All electronic devices generate heat due to their unavoidable internal losses and inefficiencies. The higher the efficiency rating of the device, the less internal heat is generated within it. If we could achieve 100% efficiency, and technology is getting ever closer to that elusive goal, no heat would be generated within the device and, therefore, no cooling would be required. Until then, the generated heat must be dissipated to maximize the end product's reliability and prevent its premature failure.

Figure 1: Photo of a convection-cooled (no fan) AC-DC switchmode power supply. Notice the black heat sinks, some of which have fins, while others are vertically mounted black sheet metal, which also serve as heat sinks to the high power devices used in the power supply circuits. This model (ZWD-PAF) is capable of providing up to 225-watts of output power with an ambient air temperature ranging from -10°C to +50°C.
There are three primary techniques of transferring or dissipating heat from power and other electronic devices: These are conduction, convection, and radiant. In all cases, the heat is being transferred from the hot electronic device to another medium that is at a lower temperature. All cooling techniques include some components of conduction, convection, and radiant cooling in their process.
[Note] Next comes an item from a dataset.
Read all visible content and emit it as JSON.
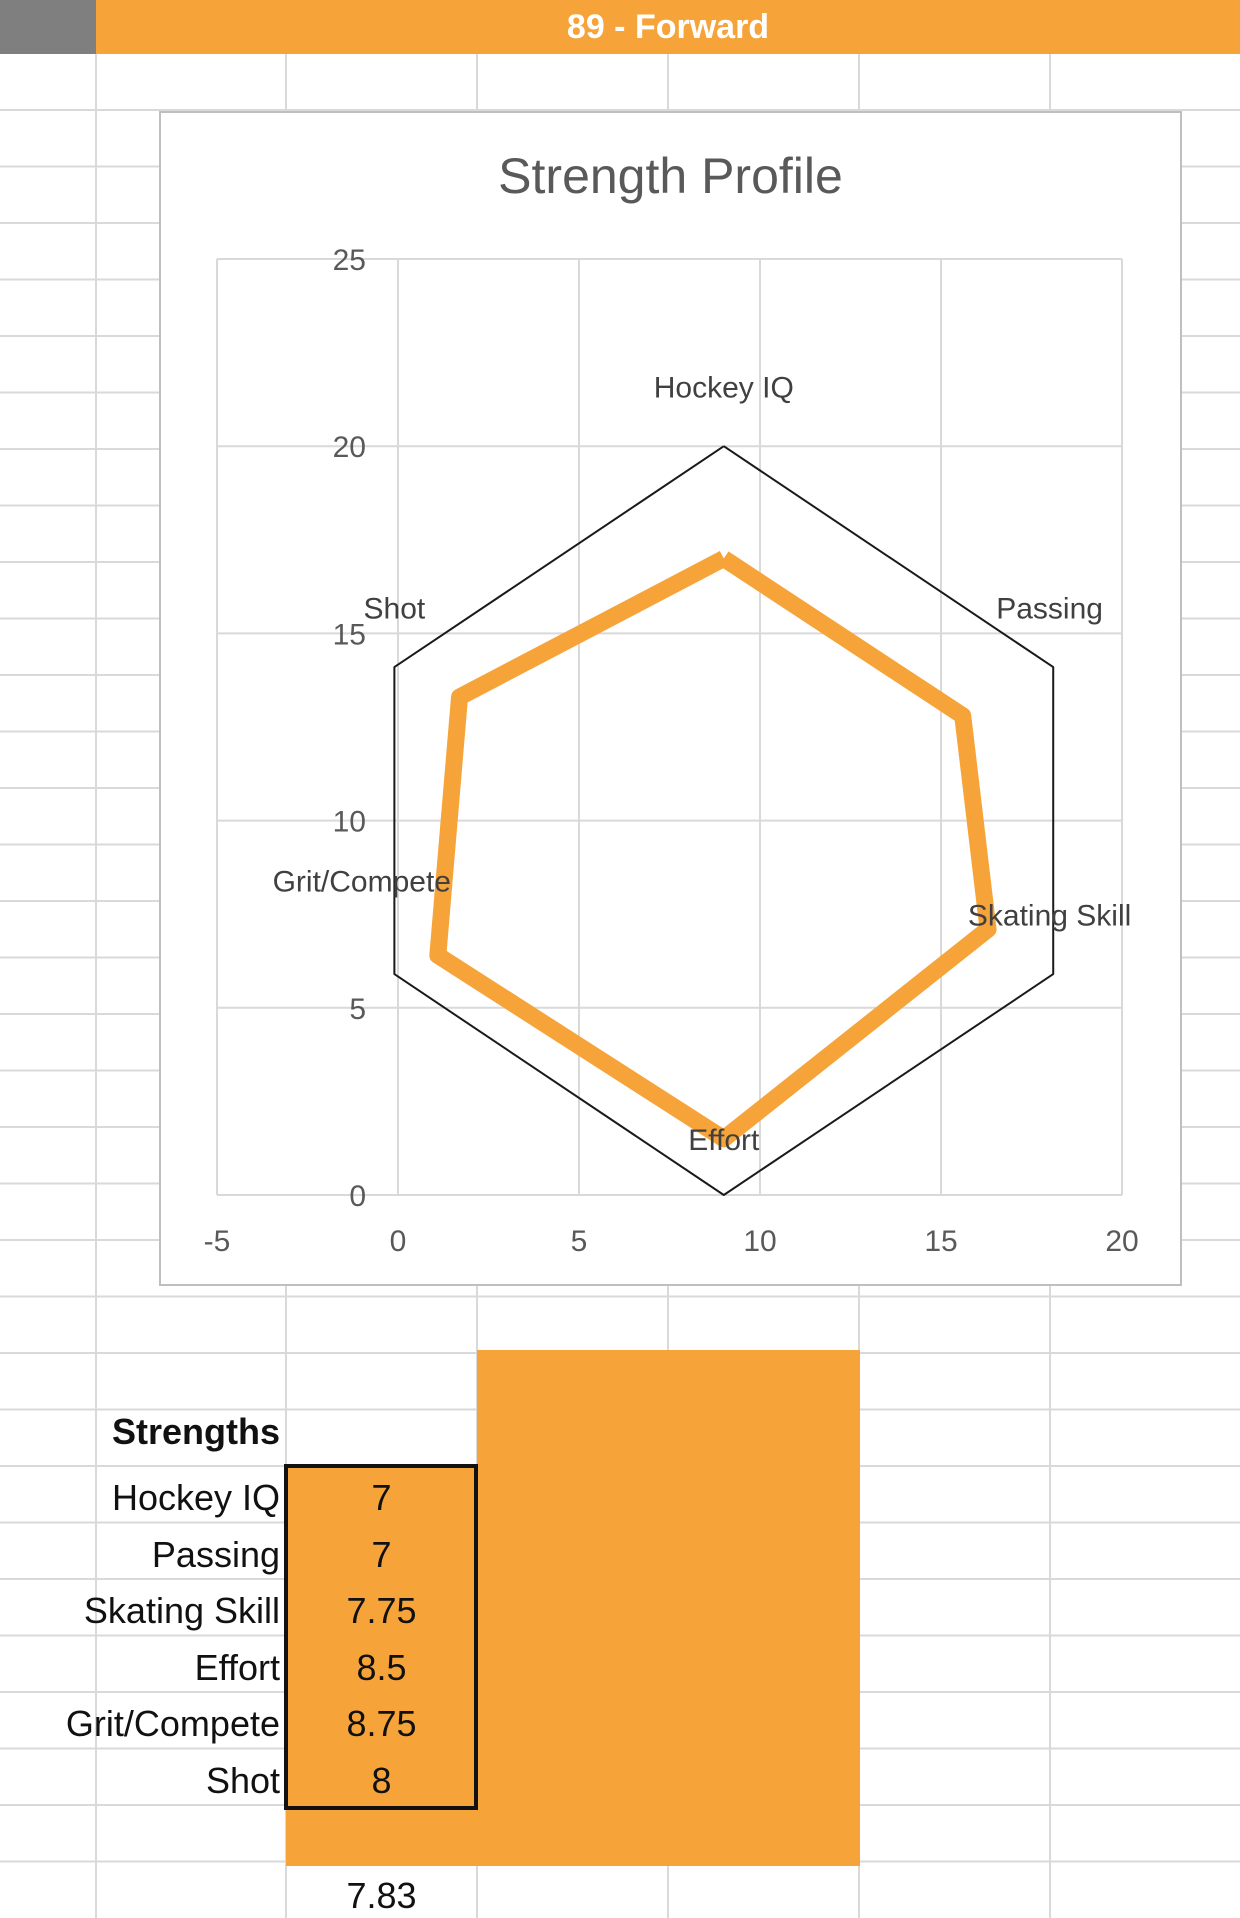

Heat is constantly seeking to move from its source to an object, or through a medium that is cooler.

Conduction cooling: This is defined as the transfer of heat from one hot part to another cooler part by direct contact. For example, many DC-DC converters have a flat surface (baseplate) that is designed to mount directly to an external heatsink or cold plate that will conduct the heat away from the power device by direct contact, thereby cooling it. Most power supplies use internal heatsinks that are in contact with the power devices, via a thermal conductive paste or pad, to conduct away the heat. The heatsinks, in turn, depend upon convection cooling to transfer their conducted heat to the cooler surrounding air.